2 long charged concentric cylinders have radii of 3.22cm and 6.18cm. Surface charge densit of the inner cylinder is 2.41 micro C / m^2 and outer cylinger is -18.0microC/ m^2. Find electric field at r = 4.10cm (r is the radius as taken from the central axid of these two concetric cylinders)

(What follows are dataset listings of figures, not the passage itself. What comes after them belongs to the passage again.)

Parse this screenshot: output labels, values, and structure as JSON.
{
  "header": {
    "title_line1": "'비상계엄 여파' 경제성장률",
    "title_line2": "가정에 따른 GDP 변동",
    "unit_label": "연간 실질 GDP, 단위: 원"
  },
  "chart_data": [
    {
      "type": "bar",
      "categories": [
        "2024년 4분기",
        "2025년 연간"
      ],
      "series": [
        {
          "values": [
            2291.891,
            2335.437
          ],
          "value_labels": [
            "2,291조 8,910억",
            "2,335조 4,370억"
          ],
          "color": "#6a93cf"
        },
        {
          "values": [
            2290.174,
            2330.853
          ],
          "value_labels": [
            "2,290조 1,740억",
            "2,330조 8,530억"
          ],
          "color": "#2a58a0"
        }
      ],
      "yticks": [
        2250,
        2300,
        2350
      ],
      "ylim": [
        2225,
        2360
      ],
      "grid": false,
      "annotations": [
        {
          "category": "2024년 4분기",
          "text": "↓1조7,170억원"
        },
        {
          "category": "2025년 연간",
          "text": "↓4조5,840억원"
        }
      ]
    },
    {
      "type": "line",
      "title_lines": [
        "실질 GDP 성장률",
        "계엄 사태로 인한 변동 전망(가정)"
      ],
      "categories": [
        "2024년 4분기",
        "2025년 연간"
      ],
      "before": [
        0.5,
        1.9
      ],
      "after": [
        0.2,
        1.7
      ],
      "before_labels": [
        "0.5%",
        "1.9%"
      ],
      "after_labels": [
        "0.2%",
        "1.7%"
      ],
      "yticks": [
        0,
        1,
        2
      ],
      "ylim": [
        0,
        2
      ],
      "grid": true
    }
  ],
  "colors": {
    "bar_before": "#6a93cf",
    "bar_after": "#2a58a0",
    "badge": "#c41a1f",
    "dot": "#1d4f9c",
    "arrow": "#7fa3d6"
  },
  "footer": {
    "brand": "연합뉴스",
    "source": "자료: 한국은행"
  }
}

i worked it out and got E = 2 k (2.41 x 10^-6)/ (0.041) = 1.06x 10^6N/C

am i right ?

the book gives an answer that is 2.12 MN/C

so who i right me or the book?

[Allday]

I got an answer of .214 M N/C, but whats a factor of ten between friends? When you use Gauss's Law you should have

E*2*pi*r*L, on one side and, (2*pi*a*L*sigma)/epsilon, on the other

L is any arbitrary length (it cancels) r is where you want the field, a is the radius of the inner cyl. sigma is the surface charge density and epsilon is epsilon.

Gabriel

[stunner5000pt]

I got an answer of .214 M N/C, but whats a factor of ten between friends? When you use Gauss's Law you should have

E*2*pi*r*L, on one side and, (2*pi*a*L*sigma)/epsilon, on the other

L is any arbitrary length (it cancels) r is where you want the field, a is the radius of the inner cyl. sigma is the surface charge density and epsilon is epsilon.

Gabriel

there must a reason why its off my a tenth though

[Allday]

I got

E = (a * sigma)/(r * epsilon)

a = .0322 m
sigma = 2.41 * 10^-6 C/m^2
r = .0410 m
epsilon = 8.85 * 10^-12

This gives me 213868 N/C

Gabriel

[stunner5000pt]

I got

E = (a * sigma)/(r * epsilon)

a = .0322 m
sigma = 2.41 * 10^-6 C/m^2
r = .0410 m
epsilon = 8.85 * 10^-12

This gives me 213868 N/C

Gabriel

I have to make a correction, the answer in teh book is 2.19 MN/C

so we're off by a tenth and and a few points

perhaps the solution you are posing is wrong??